It is that time of the year again, wow, didn’t that happen fast?
Christmas is my favourite time of year, for me it is a time of joy and connection with the ones I hold dear, an opportunity to relax and unwind after the year behind, an opportunity to be present, connect and send out some of that peace and light I have in my little old heart!
It is also (unfortunately) a time of mass consumption and waste, and if you are not careful you could find yourself swept up in the madness feeling less grounded, less present, and not really shining much light, at all.
I have put together a little guide on how we can have a mindful little christmas, one with our heartspace, family, community and dear planet in mind!
1. Staying present.
First and foremost, stay present. To try not to not get swept up in the madness, we need to stick to our own mindfulness rhythms. Staying grounded and centred and continuing that magic practice called self love will get us through.
Practice mindful eating, go for walks in nature, regularly, starting your mornings with yoga and breath work is a wonderful way to greet the sun. And don’t stop journalling! – this will keep your head clear and your heart open.
Setting boundaries with family members may sound tricky but is so important. If you don’t, you may just find your kids unwrapping a tonne of plastic toys you didn’t quite sign up for, with loving thanks to well meaning family and friends.
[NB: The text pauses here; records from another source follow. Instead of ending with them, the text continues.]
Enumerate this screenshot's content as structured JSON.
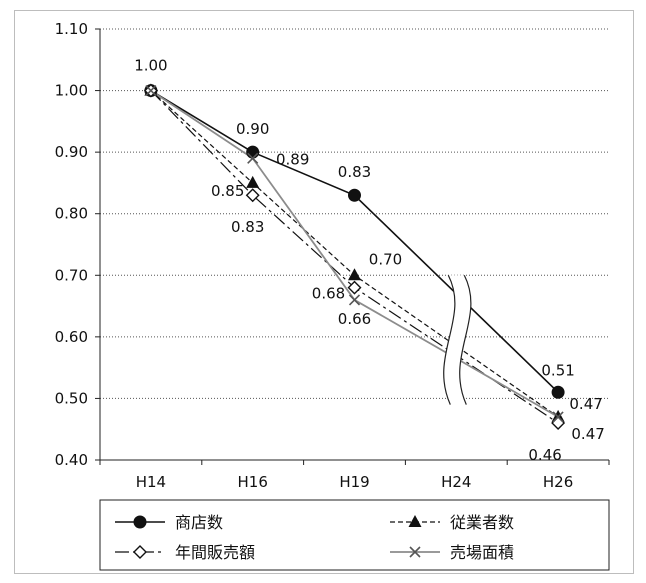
{
  "chart_data": {
    "type": "line",
    "categories": [
      "H14",
      "H16",
      "H19",
      "H24",
      "H26"
    ],
    "ylim": [
      0.4,
      1.1
    ],
    "yticks": [
      "0.40",
      "0.50",
      "0.60",
      "0.70",
      "0.80",
      "0.90",
      "1.00",
      "1.10"
    ],
    "grid": true,
    "axis_break": "H24",
    "legend_position": "bottom",
    "series": [
      {
        "name": "商店数",
        "style": "solid-black-filled-circle",
        "color": "#111111",
        "points": [
          {
            "x": "H14",
            "y": 1.0
          },
          {
            "x": "H16",
            "y": 0.9
          },
          {
            "x": "H19",
            "y": 0.83
          },
          {
            "x": "H26",
            "y": 0.51
          }
        ],
        "labels": [
          "1.00",
          "0.90",
          "0.83",
          "0.51"
        ]
      },
      {
        "name": "従業者数",
        "style": "dashed-black-filled-triangle",
        "color": "#111111",
        "points": [
          {
            "x": "H14",
            "y": 1.0
          },
          {
            "x": "H16",
            "y": 0.85
          },
          {
            "x": "H19",
            "y": 0.7
          },
          {
            "x": "H26",
            "y": 0.47
          }
        ],
        "labels": [
          "",
          "0.85",
          "0.70",
          "0.47"
        ]
      },
      {
        "name": "年間販売額",
        "style": "dashdot-black-open-diamond",
        "color": "#111111",
        "points": [
          {
            "x": "H14",
            "y": 1.0
          },
          {
            "x": "H16",
            "y": 0.83
          },
          {
            "x": "H19",
            "y": 0.68
          },
          {
            "x": "H26",
            "y": 0.46
          }
        ],
        "labels": [
          "",
          "0.83",
          "0.68",
          "0.46"
        ]
      },
      {
        "name": "売場面積",
        "style": "solid-gray-x",
        "color": "#8c8c8c",
        "points": [
          {
            "x": "H14",
            "y": 1.0
          },
          {
            "x": "H16",
            "y": 0.89
          },
          {
            "x": "H19",
            "y": 0.66
          },
          {
            "x": "H26",
            "y": 0.47
          }
        ],
        "labels": [
          "",
          "0.89",
          "0.66",
          "0.47"
        ]
      }
    ]
  }
}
Suggesting family experience gifts everyone chips in for, is a great one and something for your family to look forward to in the new year. Asking granny to knit the kids cute jumpers for next winter, or even suggesting plants or gardening equipment where the whole family brings one thing to add to the gift. These are all fun ways you can respectfully suggest other non plasticy options.
Also outlining the amount of time you are willing to spend at each gathering. And being clear with yourself about how much emotional energy you have to give is also, very, important.
3. The importance of traditions.
Teach your kids the importance of tradition and kindness. I wanted to share a few of our traditions with you – we mostly follow waldorf advent traditions focusing on the four lights of advent. We like to unwrap crystals and shells in the lead up, I have a reusable fabric hanging we use each year and a wooden spiral we decorate. We also focus on community acts of kindness instead of opening additional trinkets.
We buy a potted christmas tree from the local nursery, we care for it and then return it to the earth. We like to hand make eco craft for our christmas tree throughout the month, adding as we go.
Each year we take handmade ornaments to the local nursing home to handout. And pop a gift under a giving tree. Also, giving food and handmade gifts to other families to let them know you are thinking of them is also a great way to connect – because, trust me, there is no way I would turn away a plate of festive bliss balls in a hurry, that’s for sure!
Take a reflective moment to write down some existing traditions in your family or any new ones you may like to add.
Focus on story telling and connected play as a way to show your kids you care. Keeping secure rhythms in place for your kids over the holidays is so important. Keeping things as normal and calm as possible, trying to stick to your normal flow.
A fun way I like to connect is to make hand made story telling props to tell my children stories. You could also put on a lounge room performance, puppet show or even play!
Head out in nature with a story telling basket or picnic. Go for star walks, make cubbies, giant sandcastles, nature mandalas, craft and sing. Or just even sit down together and draw or play house our with cars or diggers! Follow your heart and have fun.
5. Be a mindful consumer.
Buy local handmade, thrift or craft. Second hand gifts NEED to be normalised. Handmaking comes from the heart and supporting small means you are helping other families.
But this does not need to stop with gifting. Buy local organic produce, visit bulk food stores with recycled glass jars, swap what’s in your garden with what is in the garden of another family, create a community of giving and trade where you make jams and pickles and swap them for a basket of cucumbers for your chrissy day salad.
Wrap your gifts in your kids artwork, upcycled fabrics, or pop them in thrifted vintage basket wear.
Most of all, prioritise what is important to you and your family, and go with the flow. Discuss openly with your kids what you are grateful for each and every day, hug heaps, and remember to reflect and take pockets of quiet time to stay connected to your heart.